17 de Sep de 2021

Carlos E. López F.

Columnistas

Somos humanos y nos equivocamos

“El nombrar a una persona improvisada es dilapidar, es malgastar los bienes a su cargo, esto es un delito”

La expresión “con enfoque de excusación”, para el particular del sector privado puede ser una alternativa de uso. Sin embargo, tiene sus consecuencias, según el nivel de gravedad de los hechos. Para el servidor público, la expresión no es una opción de uso, en vista de que el artículo 18 de la Constitución hace énfasis en la responsabilidad por sí, cuya culpa u otra de causal legal en la irregularidad. De modo que, la obligación no puede enmendar el yerro. Además, el Código Administrativo complementa, y puntualiza con el Acta de posesión del cargo. Léanse los artículos 771 y 772.

El servidor público tiene un compromiso con la Constitución y las Leyes.

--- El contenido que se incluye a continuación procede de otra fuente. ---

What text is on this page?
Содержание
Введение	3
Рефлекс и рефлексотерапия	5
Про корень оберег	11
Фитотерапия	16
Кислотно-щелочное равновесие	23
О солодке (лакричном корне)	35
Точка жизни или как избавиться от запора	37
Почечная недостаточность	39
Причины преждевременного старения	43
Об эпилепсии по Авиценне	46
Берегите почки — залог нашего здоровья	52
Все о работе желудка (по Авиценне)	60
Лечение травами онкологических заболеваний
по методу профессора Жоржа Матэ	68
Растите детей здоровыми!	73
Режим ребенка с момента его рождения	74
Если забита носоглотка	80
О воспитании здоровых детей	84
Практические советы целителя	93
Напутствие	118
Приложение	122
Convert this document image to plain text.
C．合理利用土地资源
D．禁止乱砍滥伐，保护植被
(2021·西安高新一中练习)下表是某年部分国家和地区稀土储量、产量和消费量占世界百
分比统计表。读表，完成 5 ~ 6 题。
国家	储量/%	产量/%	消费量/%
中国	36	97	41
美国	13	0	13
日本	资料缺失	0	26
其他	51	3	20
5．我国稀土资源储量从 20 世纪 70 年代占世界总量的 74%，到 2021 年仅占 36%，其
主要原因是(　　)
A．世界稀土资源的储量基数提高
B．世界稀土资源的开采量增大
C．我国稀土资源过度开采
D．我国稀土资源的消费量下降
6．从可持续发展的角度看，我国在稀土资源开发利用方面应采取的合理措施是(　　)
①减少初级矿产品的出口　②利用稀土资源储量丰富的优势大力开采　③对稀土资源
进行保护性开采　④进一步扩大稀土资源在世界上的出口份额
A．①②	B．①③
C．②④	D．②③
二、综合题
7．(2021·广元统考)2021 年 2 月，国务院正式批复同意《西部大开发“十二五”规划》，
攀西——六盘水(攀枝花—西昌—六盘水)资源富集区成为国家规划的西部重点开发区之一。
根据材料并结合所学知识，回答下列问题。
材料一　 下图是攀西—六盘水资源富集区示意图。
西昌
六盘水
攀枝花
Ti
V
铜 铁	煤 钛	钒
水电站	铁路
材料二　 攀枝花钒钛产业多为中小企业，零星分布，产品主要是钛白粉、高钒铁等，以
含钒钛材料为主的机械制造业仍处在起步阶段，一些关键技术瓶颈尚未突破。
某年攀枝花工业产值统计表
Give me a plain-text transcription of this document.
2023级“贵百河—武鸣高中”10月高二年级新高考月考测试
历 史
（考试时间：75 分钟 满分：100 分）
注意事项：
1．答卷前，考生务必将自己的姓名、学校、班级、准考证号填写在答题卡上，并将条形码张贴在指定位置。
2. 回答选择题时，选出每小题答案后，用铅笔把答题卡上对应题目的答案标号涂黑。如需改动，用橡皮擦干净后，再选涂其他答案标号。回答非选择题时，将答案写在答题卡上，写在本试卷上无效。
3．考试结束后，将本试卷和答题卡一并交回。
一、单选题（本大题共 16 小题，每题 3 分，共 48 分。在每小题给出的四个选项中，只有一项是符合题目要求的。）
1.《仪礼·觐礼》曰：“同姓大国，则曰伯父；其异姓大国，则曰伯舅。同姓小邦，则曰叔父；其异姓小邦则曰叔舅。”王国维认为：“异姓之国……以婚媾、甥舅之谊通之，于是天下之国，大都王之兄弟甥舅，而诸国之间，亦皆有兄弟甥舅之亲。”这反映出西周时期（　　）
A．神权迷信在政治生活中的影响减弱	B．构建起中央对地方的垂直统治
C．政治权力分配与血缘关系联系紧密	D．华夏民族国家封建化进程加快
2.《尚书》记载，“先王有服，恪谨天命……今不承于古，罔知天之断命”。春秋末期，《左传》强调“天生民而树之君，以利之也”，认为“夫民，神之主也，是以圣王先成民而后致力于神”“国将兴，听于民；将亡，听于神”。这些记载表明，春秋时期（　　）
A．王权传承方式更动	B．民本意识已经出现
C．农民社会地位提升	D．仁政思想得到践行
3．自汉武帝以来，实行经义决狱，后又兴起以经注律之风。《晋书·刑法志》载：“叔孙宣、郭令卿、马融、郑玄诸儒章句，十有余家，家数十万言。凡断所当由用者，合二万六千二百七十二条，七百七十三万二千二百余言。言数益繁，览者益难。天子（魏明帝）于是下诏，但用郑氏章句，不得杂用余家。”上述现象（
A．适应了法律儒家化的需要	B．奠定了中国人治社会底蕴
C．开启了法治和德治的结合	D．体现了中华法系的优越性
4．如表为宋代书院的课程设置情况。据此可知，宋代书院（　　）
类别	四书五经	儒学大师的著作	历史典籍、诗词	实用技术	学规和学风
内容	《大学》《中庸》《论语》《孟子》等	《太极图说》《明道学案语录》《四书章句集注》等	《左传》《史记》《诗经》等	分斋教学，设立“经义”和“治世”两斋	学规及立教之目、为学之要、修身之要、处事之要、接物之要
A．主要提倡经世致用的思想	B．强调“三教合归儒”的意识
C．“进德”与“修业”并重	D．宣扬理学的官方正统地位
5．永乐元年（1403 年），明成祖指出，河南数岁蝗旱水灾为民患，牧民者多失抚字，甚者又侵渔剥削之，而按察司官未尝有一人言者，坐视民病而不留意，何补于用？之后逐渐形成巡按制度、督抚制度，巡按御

La Constitución vigente, en su artículo 299, establece y cito: “Son servidores públicos las personas nombradas temporal o permanentemente en cargos del Órganos Ejecutivo, Legislativo y Judicial, de los Municipios, entidades autónomas o semiautónomas, y en general, las que perciben remuneración del Estado”.

El Código Administrativo, Título VI -Administración Pública, Capítulo II- Nombramientos, Aceptación, Juramento y Posesión de empleos, en su artículo 771, establece, y cito: “Ningún funcionario entrará a ejercer su cargo sin prestar juramento de sostener y defender la Constitución y cumplir los deberes que le incuban. Esto se llama POSESIÓN, del empleo o bien, tomar posesión de él”.

El juramento: “Jura usted por Dios todopoderoso y promete solemnemente a la patria cumplir la Constitución y la Leyes y llenar fielmente a su leal saber y entender las funciones de su empleo”. O sea, sus funciones son doctrinales y rigurosas, en cuanto que rúbrica el Acta de Toma de Posesión. El empleado hace constar que conoce y sabe de las funciones por las cuales tiene que desempeñarse con responsabilidad. Es decir, al desempeñarse en el cargo, no es para un improvisado, o un aprendiz, para hacer las cosas adecuadamente. Estos, que rubrican el acta de posesión, son personas que acreditan conocimiento, el entendimiento e inteligencia, por ende, tienen que hacer las cosas correctamente.

¿Cuál es la diferencia entre “adecuadamente” y “correctamente”?

Cuando usamos la palabra correctamente, expresamos “libre de errores o defectos conforme a las reglas”. La corrección es el efecto de corregir o de enmendar lo errado o defectuoso, conlleva consecuencias para la persona, por su conducta que no guarda la correspondiente lógica con los principios que profesa. Además, esta persona está cobrando un sueldo anualmente, que se hace efectivo por mes o por quincena, correspondiente al cargo como recompensa de pago, por sus servicios prestados como servidor público.

Por otro lado, la responsabilidad. El nombrar a una persona improvisada es dilapidar, es malgastar los bienes a su cargo, esto es un delito. La pregunta necia: ¿dónde está la Procuraduría General de la Nación, que no persigue el delito? Las expresiones espontáneas, las vemos ocasionalmente en tiempos de celebraciones, a través de los medios de comunicaciones.

Concluyo: “La excusa es el escudo de la irresponsabilidad”.

CPA, licenciado en Administración Pública.